The MLI refers to the Multilateral Convention to Implement Tax Treaty Related Measures to Prevent Base Erosion and Profit Shifting (“Multilateral Instrument” or “BEPS MLI”)

The Official Gazette lists three additional tax agreements focused on eliminating double taxation, with the latest agreement signed with Cambodia in 2023. Another agreement with Belgium, published in 2011, aims to “Avoid Double Taxation and Prevent Tax Evasion in Income Taxes.” The OECD report further highlights that “no jurisdiction has raised any concerns about their agreements with Macau” and confirmed that, as of the document’s release, “Macau has not joined the MLI.”

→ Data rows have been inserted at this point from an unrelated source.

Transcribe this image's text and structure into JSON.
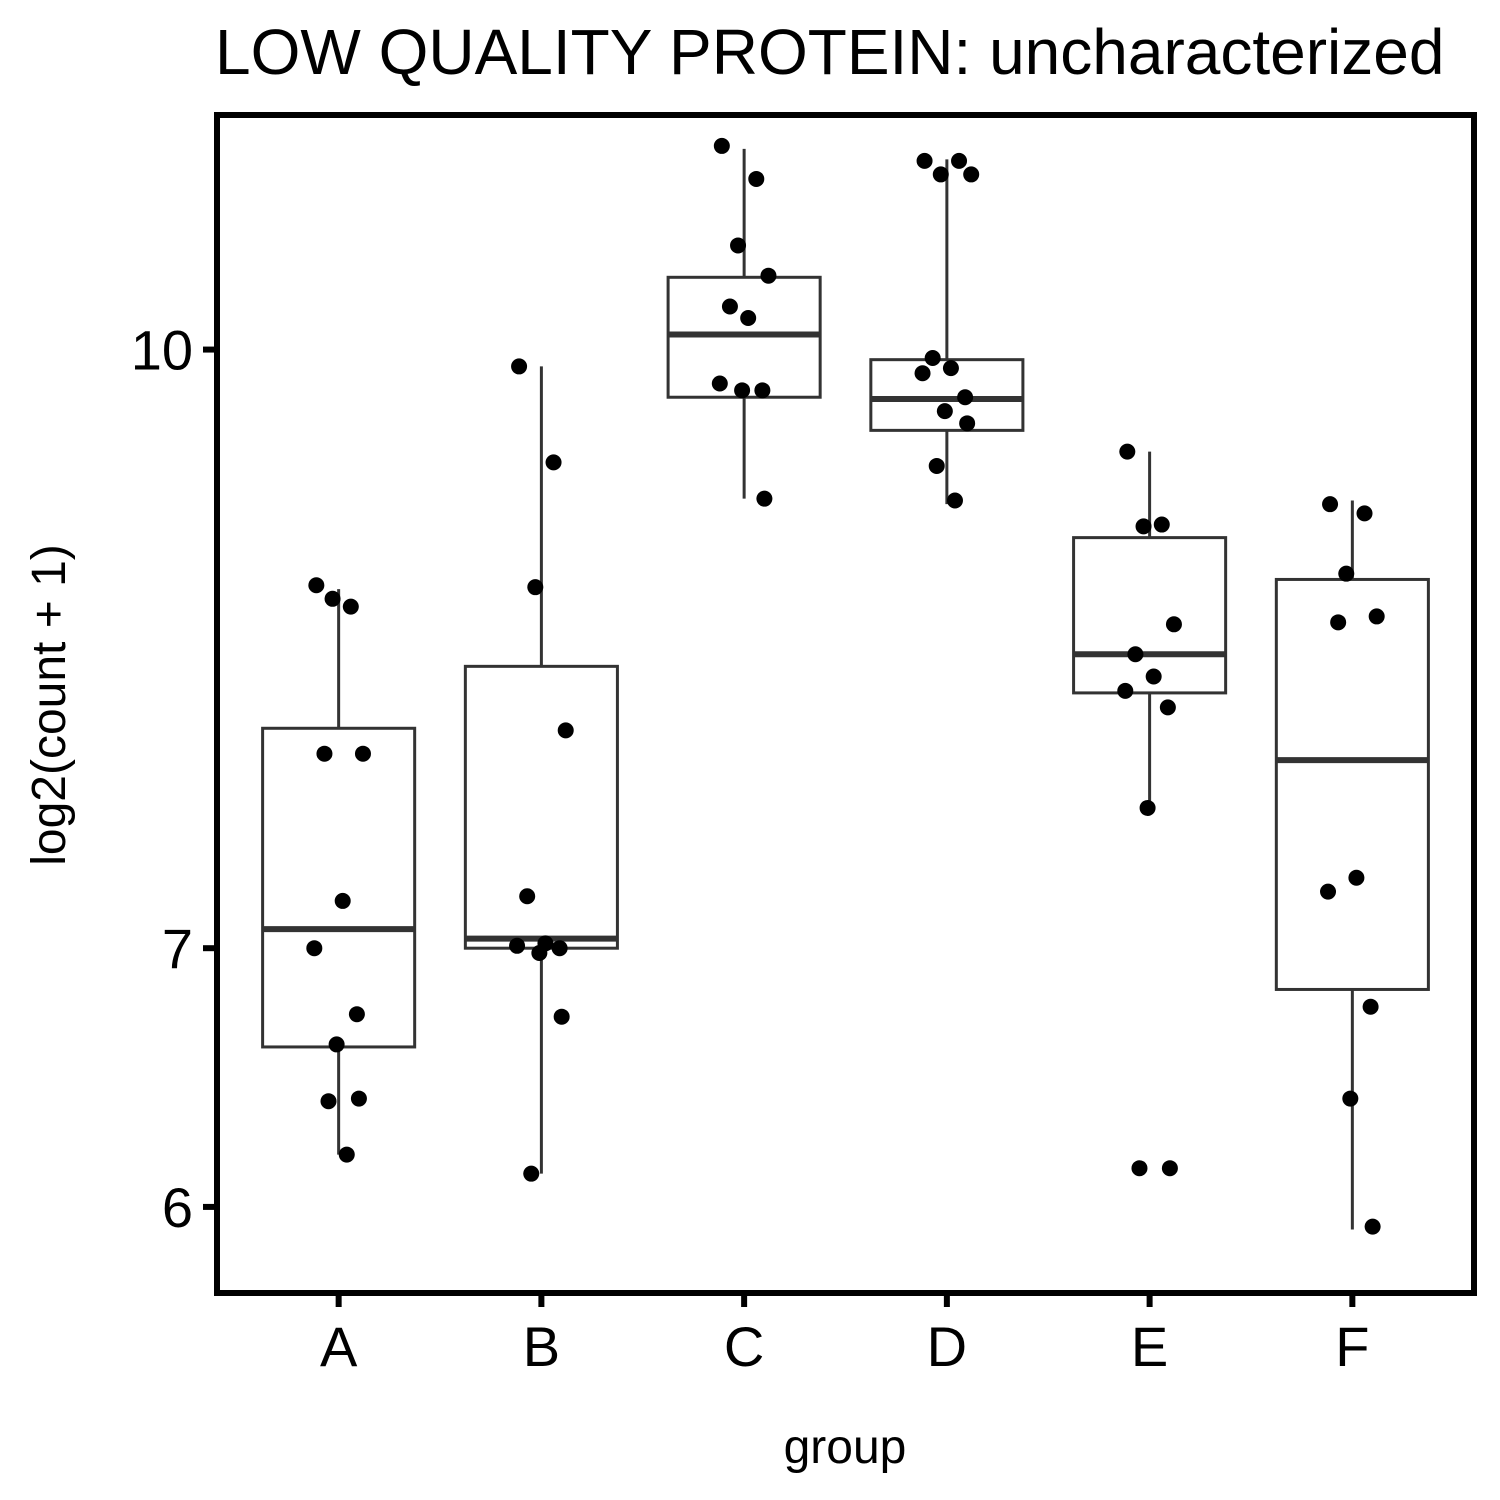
{
  "chart_data": {
    "type": "box",
    "title": "LOW QUALITY PROTEIN: uncharacterized",
    "xlabel": "group",
    "ylabel": "log2(count + 1)",
    "y_scale": "log2",
    "y_ticks": [
      6,
      7,
      10
    ],
    "ylim": [
      5.7,
      11.5
    ],
    "grid": false,
    "legend": "none",
    "categories": [
      "A",
      "B",
      "C",
      "D",
      "E",
      "F"
    ],
    "boxes": [
      {
        "group": "A",
        "whisker_low": 6.19,
        "q1": 6.6,
        "median": 7.08,
        "q3": 7.98,
        "whisker_high": 8.67
      },
      {
        "group": "B",
        "whisker_low": 6.12,
        "q1": 7.0,
        "median": 7.04,
        "q3": 8.28,
        "whisker_high": 9.9
      },
      {
        "group": "C",
        "whisker_low": 9.15,
        "q1": 9.72,
        "median": 10.09,
        "q3": 10.44,
        "whisker_high": 11.27
      },
      {
        "group": "D",
        "whisker_low": 9.12,
        "q1": 9.53,
        "median": 9.71,
        "q3": 9.94,
        "whisker_high": 11.2
      },
      {
        "group": "E",
        "whisker_low": 7.59,
        "q1": 8.15,
        "median": 8.34,
        "q3": 8.94,
        "whisker_high": 9.41
      },
      {
        "group": "F",
        "whisker_low": 5.92,
        "q1": 6.83,
        "median": 7.83,
        "q3": 8.72,
        "whisker_high": 9.14
      }
    ],
    "points": {
      "A": [
        8.69,
        8.58,
        8.62,
        7.86,
        7.86,
        7.2,
        7.0,
        6.73,
        6.61,
        6.4,
        6.39,
        6.19
      ],
      "B": [
        9.9,
        9.35,
        8.68,
        7.97,
        7.22,
        7.02,
        7.01,
        7.0,
        6.98,
        6.72,
        6.12
      ],
      "C": [
        11.29,
        11.07,
        10.64,
        10.45,
        10.26,
        10.19,
        9.8,
        9.76,
        9.76,
        9.15
      ],
      "D": [
        11.19,
        11.19,
        11.1,
        11.1,
        9.95,
        9.89,
        9.86,
        9.72,
        9.64,
        9.57,
        9.33,
        9.14
      ],
      "E": [
        9.41,
        9.01,
        9.0,
        8.49,
        8.34,
        8.23,
        8.16,
        8.08,
        7.61,
        6.14,
        6.14
      ],
      "F": [
        9.12,
        9.07,
        8.75,
        8.53,
        8.5,
        7.3,
        7.24,
        6.76,
        6.4,
        5.93
      ]
    }
  }
}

The OECD describes the Multilateral Instrument (MLI or BEPS MLI) as a measure that “offers concrete solutions for governments to close loopholes in international tax treaties by transposing results from the BEPS Project into bilateral tax treaties worldwide. The BEPS MLI allows governments to implement agreed minimum standards to counter treaty abuse and improve dispute resolution policies by providing flexibility to accommodate specific tax treatment policies.”

Government explanations
MNA sought clarification from the Government, specifically through the Financial Services Bureau (DSF) A spokesperson explained that “Macau has no objection to the OECD statement,” adding: “The minimum standard was introduced in 2015, and the OECD only published the revised Model Tax Convention on Income and on Capital in November 2017. However, the four DTAs [double tax agreements] under the BEPS Action 6 peer review, with Portugal, Mozambique, Cape Verde, and Vietnam, were signed in 1999, 2007, 2010, and April 2018 respectively.”

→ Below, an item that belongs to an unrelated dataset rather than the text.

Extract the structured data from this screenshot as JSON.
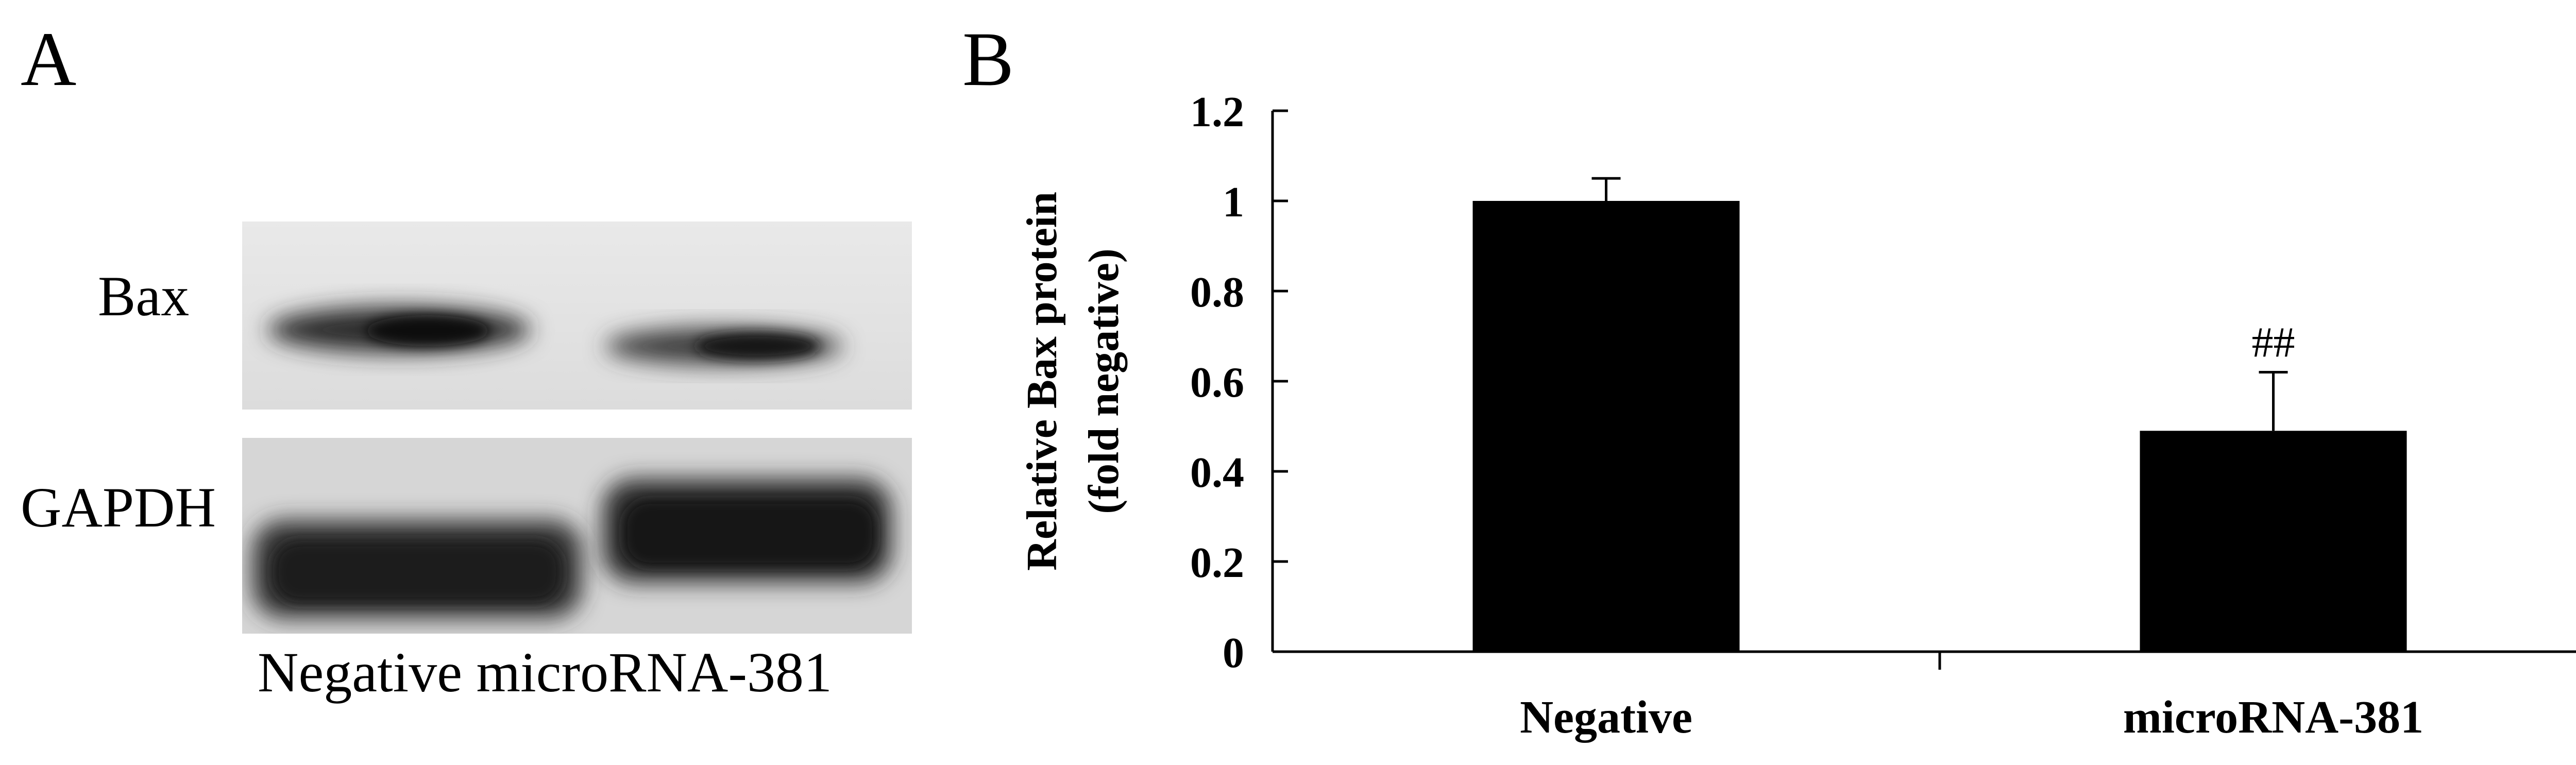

As a result, “the OECD’s recommended provisions were not available during the negotiation stages of these treaties, and therefore were not included,” the spokesperson noted. Due to Macau’s limited number of DTAs, the spokesperson added, “Macau prefers to update existing treaties through bilateral protocols rather than the Multilateral Convention to Implement Tax Treaty Related Measures to Prevent Base Erosion and Profit Shifting (MLI).” Negotiations are currently underway with the four countries to amend the protocols.

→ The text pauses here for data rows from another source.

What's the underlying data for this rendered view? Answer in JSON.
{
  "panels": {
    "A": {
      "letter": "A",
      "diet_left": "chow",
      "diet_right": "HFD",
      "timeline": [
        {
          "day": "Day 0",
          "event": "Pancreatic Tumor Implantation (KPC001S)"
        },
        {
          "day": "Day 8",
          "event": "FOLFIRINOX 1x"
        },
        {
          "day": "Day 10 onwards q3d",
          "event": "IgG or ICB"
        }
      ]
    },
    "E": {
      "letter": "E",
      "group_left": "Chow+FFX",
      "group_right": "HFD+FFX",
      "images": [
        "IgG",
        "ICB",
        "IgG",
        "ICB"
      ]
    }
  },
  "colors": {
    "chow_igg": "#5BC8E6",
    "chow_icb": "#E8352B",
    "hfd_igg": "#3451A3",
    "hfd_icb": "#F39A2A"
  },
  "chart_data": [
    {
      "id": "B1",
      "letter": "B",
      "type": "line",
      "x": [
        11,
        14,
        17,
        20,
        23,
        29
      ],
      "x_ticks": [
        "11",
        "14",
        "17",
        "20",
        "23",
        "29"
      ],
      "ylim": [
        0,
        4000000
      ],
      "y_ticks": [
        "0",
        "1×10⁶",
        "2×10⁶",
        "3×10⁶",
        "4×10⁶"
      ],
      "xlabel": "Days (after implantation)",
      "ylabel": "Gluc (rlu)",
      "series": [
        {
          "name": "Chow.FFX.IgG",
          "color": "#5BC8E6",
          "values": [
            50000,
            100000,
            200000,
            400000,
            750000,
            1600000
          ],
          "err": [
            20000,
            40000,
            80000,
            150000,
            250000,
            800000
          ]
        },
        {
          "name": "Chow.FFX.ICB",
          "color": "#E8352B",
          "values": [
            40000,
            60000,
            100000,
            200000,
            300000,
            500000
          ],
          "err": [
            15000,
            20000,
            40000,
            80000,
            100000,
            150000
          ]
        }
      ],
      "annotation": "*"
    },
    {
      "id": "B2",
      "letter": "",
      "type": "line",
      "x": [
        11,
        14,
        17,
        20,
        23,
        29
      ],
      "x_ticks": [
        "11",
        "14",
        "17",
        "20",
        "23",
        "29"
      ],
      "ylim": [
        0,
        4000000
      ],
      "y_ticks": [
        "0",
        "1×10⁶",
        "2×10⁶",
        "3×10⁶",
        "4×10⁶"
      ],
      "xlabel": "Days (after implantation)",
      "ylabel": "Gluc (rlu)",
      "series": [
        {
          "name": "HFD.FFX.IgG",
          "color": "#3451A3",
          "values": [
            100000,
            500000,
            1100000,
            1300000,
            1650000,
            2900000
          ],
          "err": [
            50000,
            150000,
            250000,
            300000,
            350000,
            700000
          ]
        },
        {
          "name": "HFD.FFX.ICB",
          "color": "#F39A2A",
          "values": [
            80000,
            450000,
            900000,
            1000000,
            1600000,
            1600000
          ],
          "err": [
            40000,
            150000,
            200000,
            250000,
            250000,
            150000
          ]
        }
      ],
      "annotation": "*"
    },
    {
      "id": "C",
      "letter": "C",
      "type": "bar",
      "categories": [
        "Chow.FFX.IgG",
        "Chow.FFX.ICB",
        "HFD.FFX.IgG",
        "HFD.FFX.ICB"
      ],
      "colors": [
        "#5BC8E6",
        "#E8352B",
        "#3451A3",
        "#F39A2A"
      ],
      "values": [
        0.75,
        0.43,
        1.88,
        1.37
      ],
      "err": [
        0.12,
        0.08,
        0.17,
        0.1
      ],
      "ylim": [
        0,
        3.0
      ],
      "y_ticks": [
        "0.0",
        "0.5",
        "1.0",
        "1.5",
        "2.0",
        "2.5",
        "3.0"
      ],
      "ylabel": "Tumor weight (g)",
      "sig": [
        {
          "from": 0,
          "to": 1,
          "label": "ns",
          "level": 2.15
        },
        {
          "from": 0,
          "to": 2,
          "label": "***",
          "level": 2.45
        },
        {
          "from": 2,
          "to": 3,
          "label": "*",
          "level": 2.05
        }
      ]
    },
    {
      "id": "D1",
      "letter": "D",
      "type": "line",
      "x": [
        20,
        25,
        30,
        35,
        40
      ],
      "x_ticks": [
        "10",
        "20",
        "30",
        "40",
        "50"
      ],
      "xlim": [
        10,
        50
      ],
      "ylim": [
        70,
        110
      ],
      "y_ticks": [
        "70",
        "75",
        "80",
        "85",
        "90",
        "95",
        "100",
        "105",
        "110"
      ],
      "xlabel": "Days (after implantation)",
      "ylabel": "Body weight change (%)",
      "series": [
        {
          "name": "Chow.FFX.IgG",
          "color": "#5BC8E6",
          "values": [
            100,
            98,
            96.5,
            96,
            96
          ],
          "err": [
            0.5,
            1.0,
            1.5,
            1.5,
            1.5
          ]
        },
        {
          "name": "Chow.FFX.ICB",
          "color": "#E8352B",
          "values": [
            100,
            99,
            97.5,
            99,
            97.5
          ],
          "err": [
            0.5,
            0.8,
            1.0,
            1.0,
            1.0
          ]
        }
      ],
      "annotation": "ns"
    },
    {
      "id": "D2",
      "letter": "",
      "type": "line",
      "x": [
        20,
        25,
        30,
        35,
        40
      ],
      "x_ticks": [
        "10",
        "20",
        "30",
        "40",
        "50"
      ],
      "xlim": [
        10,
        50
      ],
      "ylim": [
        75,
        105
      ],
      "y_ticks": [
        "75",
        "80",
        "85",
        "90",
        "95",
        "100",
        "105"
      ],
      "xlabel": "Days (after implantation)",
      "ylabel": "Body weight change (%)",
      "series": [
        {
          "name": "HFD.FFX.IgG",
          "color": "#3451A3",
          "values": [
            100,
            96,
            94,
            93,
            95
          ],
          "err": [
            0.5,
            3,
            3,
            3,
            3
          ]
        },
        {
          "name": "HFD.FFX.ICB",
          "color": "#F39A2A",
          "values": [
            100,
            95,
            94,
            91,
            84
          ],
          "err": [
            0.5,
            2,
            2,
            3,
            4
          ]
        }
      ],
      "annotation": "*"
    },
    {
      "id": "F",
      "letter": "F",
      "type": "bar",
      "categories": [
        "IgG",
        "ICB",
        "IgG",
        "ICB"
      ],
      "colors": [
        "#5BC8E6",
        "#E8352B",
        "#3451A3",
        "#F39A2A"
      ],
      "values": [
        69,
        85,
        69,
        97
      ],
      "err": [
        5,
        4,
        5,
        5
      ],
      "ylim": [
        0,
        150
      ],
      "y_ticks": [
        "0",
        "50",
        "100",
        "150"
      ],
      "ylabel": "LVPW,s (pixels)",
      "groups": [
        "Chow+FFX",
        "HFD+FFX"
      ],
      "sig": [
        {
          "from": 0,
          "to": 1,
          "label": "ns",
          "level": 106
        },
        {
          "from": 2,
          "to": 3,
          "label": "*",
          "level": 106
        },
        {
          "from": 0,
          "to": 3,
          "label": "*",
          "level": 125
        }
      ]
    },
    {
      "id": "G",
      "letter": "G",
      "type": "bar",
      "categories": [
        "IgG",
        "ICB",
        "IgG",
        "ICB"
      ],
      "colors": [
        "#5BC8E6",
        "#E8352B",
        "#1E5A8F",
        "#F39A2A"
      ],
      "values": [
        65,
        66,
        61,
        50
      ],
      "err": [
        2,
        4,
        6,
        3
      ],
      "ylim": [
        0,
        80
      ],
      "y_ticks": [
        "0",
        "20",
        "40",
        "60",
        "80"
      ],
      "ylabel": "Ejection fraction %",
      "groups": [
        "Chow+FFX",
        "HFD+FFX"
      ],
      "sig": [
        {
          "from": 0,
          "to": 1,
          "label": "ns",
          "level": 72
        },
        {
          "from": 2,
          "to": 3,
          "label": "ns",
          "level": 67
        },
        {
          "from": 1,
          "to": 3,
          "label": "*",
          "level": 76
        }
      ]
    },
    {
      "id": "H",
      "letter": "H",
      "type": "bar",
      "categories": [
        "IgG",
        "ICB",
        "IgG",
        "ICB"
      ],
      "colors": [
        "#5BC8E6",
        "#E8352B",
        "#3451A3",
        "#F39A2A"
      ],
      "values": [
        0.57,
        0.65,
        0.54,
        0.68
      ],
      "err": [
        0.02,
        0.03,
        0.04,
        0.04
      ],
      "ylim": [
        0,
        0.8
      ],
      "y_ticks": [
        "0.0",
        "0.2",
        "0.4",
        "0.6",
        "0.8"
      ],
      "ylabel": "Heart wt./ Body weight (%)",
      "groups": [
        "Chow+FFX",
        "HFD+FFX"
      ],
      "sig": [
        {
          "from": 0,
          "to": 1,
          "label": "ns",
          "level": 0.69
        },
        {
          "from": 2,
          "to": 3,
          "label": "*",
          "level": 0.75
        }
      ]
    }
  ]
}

Given the bureaucratic and often lengthy process of treaty negotiations (or renegotiations), Macau’s explanations for the “Fourth Peer Review Report on Treaty Shopping” from 2022 remain incomplete. For Cape Verde, “Macau has already submitted a proposal for amending the protocol.” For Mozambique, “Macau has held the first round of negotiations to amend the protocol.” Lastly, with Portugal and Vietnam, “Macau has extended an invitation to begin discussions to amend the existing DTA through a protocol.”

What is BEPS?

Macau first underwent an OECD peer review in 2017-2018. Since then, the OECD has issued recommendations which the Government has gradually accepted and is incorporating into local legislation. “Overall, Macau, China has met most of the elements of Minimum Action Standard 14. Where deficiencies exist, Macau, China has worked to address them, which was monitored in stage 2 of the process. In this regard, Macau, China has almost resolved all the identified deficiencies,” the Organisation states.

The primary exception has been the issue of base erosion and profit shifting (BEPS). According to the OECD, “The Multilateral Instrument (BEPS MLI) offers concrete solutions for governments to close loopholes in international tax treaties by transposing results of the BEPS Project into bilateral tax treaties worldwide.” The BEPS MLI “allows governments to implement enhanced minimum standards to counter treaty abuse and improve dispute resolution mechanisms while providing flexibility to accommodate specific tax treatment policies,” according to official information.